Desde 2016, quando Trump tomou de assalto o partido Republicano. Mesmo não sendo o preferido da cúpula partidária e dos financiadores, os republicanos ficaram reféns de um sujeito cruel e sem escrúpulos, mas que conseguiu cativar uma parte importante do eleitorado da sigla: a baixa classe média branca e cristã e, não menos importante, parcela crescente do operariado, para quem o slogan MAGA (Make America Great Again) e o seu discurso anti-imigrante e anti-China soam como música.
Já há pelo menos oito pré-candidatos republicanos para as eleições primárias de 2024, o que mostra que a indicação de Trump para concorrer novamente para a Presidência não será um passeio. Mas o paradoxo é que quanto maior o número de candidatos republicanos disputando as primárias, melhor para Trump que, como em 2016, poderá conquistar a indicação com os trinta e poucos por cento de votos que tem entre os eleitores das primárias do partido Republicano.
Até o momento, a única candidata a lançar-se oficialmente foi a ex-governadora da Carolina do Sul, Nikki Haley, que durante a gestão de Donald Trump foi embaixadora dos Estados Unidos na ONU. Suas chances, entretanto, são mínimas, mesmo porque era vista, até recentemente, dentro do partido Republicano, como uma apoiadora de Trump. Ninguém com essas credenciais poderia ser um candidato crível para desafiar Trump. Como afirmou Edward Luce, do Financial Times (15/02), “Os únicos candidatos que podem derrotar Trump são aqueles que nunca o serviram. O governador da Flórida, Ron DeSantis, o senador da Carolina do Sul, Tim Scott, e o governador da Virgínia, Glenn Youngkin, são os mais plausíveis. Desses, apenas DeSantis – a ponta da lança conservadora anti-woke – tem até agora o perfil para competir com Trump. Ele também conta com o apoio de muitos dos grandes doadores do partido”.
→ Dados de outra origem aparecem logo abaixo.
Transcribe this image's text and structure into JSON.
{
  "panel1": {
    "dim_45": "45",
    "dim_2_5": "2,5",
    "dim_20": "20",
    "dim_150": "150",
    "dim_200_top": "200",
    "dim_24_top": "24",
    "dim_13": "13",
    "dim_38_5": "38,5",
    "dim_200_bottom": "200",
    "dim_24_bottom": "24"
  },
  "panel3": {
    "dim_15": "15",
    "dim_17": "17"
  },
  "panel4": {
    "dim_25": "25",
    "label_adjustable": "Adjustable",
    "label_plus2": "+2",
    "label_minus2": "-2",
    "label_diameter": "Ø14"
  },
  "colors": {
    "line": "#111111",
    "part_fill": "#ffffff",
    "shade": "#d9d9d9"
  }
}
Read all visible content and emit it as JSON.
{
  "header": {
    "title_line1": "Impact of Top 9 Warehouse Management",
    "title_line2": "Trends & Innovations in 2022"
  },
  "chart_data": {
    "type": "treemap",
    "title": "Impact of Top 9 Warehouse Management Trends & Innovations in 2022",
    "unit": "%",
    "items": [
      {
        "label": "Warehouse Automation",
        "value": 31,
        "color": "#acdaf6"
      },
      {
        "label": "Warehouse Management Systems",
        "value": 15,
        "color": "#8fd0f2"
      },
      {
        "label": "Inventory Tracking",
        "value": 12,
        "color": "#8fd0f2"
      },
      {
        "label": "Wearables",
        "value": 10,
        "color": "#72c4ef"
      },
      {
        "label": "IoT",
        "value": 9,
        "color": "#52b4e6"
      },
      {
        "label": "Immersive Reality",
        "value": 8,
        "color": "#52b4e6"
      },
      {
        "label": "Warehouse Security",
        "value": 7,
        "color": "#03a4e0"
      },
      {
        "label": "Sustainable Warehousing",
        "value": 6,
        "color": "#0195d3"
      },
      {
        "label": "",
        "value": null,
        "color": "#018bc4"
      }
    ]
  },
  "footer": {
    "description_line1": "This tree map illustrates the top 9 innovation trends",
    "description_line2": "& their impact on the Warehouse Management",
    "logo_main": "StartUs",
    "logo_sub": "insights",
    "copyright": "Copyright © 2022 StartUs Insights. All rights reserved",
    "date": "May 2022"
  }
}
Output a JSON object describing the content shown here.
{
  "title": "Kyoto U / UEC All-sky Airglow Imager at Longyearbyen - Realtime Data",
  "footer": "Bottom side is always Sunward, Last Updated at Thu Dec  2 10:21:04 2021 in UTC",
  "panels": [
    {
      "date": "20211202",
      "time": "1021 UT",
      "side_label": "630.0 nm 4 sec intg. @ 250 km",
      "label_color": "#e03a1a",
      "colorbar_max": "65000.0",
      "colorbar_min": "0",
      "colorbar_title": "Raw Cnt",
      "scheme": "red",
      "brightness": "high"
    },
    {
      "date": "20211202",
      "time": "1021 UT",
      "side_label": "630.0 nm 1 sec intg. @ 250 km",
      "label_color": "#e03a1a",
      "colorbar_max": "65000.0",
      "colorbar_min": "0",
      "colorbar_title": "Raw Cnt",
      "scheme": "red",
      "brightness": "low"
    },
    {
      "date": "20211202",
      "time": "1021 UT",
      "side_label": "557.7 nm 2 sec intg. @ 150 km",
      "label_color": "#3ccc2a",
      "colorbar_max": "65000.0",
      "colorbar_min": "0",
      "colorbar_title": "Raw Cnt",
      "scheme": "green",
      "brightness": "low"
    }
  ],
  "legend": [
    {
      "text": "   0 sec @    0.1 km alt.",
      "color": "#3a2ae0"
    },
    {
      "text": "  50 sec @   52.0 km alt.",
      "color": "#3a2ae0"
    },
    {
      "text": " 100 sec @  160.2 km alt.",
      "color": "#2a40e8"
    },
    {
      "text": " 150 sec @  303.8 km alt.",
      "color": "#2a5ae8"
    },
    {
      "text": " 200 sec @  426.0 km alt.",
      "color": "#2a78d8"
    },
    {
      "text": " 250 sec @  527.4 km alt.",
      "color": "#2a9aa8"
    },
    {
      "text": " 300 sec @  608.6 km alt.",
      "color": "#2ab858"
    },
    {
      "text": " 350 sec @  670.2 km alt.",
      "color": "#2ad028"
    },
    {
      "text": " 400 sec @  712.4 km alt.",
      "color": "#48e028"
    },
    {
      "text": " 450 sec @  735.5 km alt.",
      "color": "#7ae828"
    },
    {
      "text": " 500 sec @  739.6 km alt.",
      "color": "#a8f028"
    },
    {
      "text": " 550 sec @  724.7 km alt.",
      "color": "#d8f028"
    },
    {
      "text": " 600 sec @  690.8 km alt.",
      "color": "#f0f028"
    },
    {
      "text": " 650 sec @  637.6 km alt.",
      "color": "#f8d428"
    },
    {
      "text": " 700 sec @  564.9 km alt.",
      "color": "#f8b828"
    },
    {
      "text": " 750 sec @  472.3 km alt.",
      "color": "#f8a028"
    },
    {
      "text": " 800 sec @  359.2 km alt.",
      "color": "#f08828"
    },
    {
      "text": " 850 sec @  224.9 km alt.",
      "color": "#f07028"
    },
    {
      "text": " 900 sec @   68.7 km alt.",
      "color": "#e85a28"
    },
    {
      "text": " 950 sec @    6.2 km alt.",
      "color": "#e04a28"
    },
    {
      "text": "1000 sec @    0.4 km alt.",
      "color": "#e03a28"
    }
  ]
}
Ainda segundo Luce, “Em um confronto direto, De Santis venceria Trump, segundo a maior parte das pesquisas. Mas em uma disputa lotada, Trump poderá repetir o que fez em 2016, quando venceu primária após primária com menos da metade dos votos. Do ponto de vista de Trump, quanto mais candidatos na disputa, melhor. De certa forma, isso subestima suas possibilidades. Quanto mais fraco Trump parecer, mais provável a entrada de outros na disputa. Chame isso de estratégia “cara, eu ganho; coroa, você perde”. Esse é o pavor familiar que se abate sobre o establishment republicano”. Segundo a revista The Economist (14/2), a última pesquisa YouGov/Yahoo mostra que apenas 5% dos eleitores republicanos apoiariam Nikki Halley para a indicação do partido. Trump e DeSantis, segundo a pesquisa, estão muito à frente, com 37% e 35% dos votos, respectivamente.